The Node class that will be represent every node in the graph:

class Node:
    def __init__(self, val: int, neighbors: list['Node'] = []):
        self.val = val
        self.neighbors = neighbors

Examples

Some test cases to verify our solution. Here, we'll test manually by printing neighbors.

# 1----2
# |    |
# 3----4
one = Node(1)
two = Node(2)
three = Node(3)
four = Node(4)
one.neighbors = [two, three]
two.neighbors = [one, four]
three.neighbors = [one, four]
four.neighbors = [two, three]

res = clone(one)
stack = [res]
visited = set([res])
while stack:
    n = stack.pop()
    print("val: {val}, neighbors:[{neighbors}]".format(
        val=n.val, neighbors=", ".join(str(nxt.val) for nxt in n.neighbors)
    ))
    for nxt in n.neighbors:
        if nxt not in visited:
            visited.add(nxt)
            stack.append(nxt)

Solution

This is a graph traversal problem; so we can solve it using a depth-first traversal or a breadth-first traversal. Here, we implement a DFS solution.
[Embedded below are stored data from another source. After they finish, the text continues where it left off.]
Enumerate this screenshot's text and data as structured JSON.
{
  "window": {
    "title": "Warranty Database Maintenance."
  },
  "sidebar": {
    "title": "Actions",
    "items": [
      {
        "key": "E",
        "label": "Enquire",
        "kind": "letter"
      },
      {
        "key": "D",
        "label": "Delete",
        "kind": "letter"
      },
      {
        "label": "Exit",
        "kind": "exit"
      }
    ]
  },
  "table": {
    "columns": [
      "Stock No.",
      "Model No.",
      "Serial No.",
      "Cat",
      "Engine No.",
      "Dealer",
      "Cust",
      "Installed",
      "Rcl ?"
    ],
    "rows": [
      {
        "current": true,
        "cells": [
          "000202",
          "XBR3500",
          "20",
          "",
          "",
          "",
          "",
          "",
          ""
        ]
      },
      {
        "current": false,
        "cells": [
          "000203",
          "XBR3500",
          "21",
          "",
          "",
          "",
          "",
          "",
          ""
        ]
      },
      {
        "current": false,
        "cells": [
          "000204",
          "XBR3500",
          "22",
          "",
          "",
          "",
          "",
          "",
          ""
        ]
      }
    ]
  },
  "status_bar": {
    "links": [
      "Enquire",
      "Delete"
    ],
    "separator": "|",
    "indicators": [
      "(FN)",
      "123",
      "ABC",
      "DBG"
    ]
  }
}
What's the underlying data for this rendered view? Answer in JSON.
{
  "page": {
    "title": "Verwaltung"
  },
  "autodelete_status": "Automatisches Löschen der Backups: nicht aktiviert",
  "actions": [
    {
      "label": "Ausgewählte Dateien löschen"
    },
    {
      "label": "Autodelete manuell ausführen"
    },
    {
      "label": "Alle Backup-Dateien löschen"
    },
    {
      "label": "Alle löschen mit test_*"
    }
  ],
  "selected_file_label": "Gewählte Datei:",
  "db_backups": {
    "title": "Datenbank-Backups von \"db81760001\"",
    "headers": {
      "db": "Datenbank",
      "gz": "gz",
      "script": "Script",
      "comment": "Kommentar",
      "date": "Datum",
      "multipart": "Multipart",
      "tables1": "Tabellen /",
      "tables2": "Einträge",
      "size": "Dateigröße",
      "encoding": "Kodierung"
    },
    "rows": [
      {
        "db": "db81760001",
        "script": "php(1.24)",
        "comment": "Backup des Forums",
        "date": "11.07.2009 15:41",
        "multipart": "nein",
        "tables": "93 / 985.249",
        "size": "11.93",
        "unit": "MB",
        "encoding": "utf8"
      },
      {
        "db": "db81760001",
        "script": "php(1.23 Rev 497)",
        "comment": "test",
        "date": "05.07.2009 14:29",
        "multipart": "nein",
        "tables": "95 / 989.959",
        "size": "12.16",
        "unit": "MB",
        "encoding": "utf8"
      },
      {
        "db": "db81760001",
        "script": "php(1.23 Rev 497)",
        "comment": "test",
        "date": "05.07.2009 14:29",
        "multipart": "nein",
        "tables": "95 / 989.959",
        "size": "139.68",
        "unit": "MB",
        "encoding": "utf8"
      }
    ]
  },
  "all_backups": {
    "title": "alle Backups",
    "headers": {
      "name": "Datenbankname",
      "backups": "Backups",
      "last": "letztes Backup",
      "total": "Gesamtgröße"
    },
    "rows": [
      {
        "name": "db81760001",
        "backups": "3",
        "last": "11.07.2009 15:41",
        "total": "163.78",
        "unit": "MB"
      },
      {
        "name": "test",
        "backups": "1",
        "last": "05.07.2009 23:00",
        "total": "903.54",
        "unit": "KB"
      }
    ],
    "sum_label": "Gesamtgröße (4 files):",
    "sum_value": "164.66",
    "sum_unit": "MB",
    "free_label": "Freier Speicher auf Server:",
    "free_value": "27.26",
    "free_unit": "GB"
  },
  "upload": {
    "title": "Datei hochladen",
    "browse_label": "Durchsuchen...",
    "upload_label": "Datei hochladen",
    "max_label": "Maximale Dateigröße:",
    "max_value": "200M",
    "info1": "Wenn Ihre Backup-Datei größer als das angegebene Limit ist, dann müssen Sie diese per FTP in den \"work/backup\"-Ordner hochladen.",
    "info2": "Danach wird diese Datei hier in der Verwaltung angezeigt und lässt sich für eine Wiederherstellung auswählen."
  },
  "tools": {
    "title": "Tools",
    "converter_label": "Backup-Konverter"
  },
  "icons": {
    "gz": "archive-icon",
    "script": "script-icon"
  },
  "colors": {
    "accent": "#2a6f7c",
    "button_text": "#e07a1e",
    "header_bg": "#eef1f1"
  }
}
During traversal, we'll mark each node as visited so we don't end up in loops.

def clone(node: Node) -> Node:
    if Node is None:
        return None
    ans = Node(val=node.val, neighbors=[])
    node_to_copy = {node: ans}
    stack = [n for n in node.neighbors]
    visited = set(stack)
    visited.add(node)
    while stack:
        n = stack.pop()
        copy = Node(val=n.val, neighbors=[])
        node_to_copy[n] = copy
        for nxt in n.neighbors:
            if nxt not in visited:
                stack.append(nxt)
                visited.add(nxt)
    stack = [node]
    visited = set(stack)
    while stack:
        n = stack.pop()
        copy = node_to_copy[n]
        for nxt in n.neighbors:
            if nxt not in visited:
                stack.append(nxt)
                visited.add(nxt)
            copy.neighbors.append(node_to_copy[nxt])
    return ans

Complexity

Let $n = $ the number of nodes in the graph.

Since we are visiting every node twice, the runtime complexity should be $\Theta(n)$.

Auxiliary space complexity should be $\Theta(n)$ since we are storing a visited set of nodes.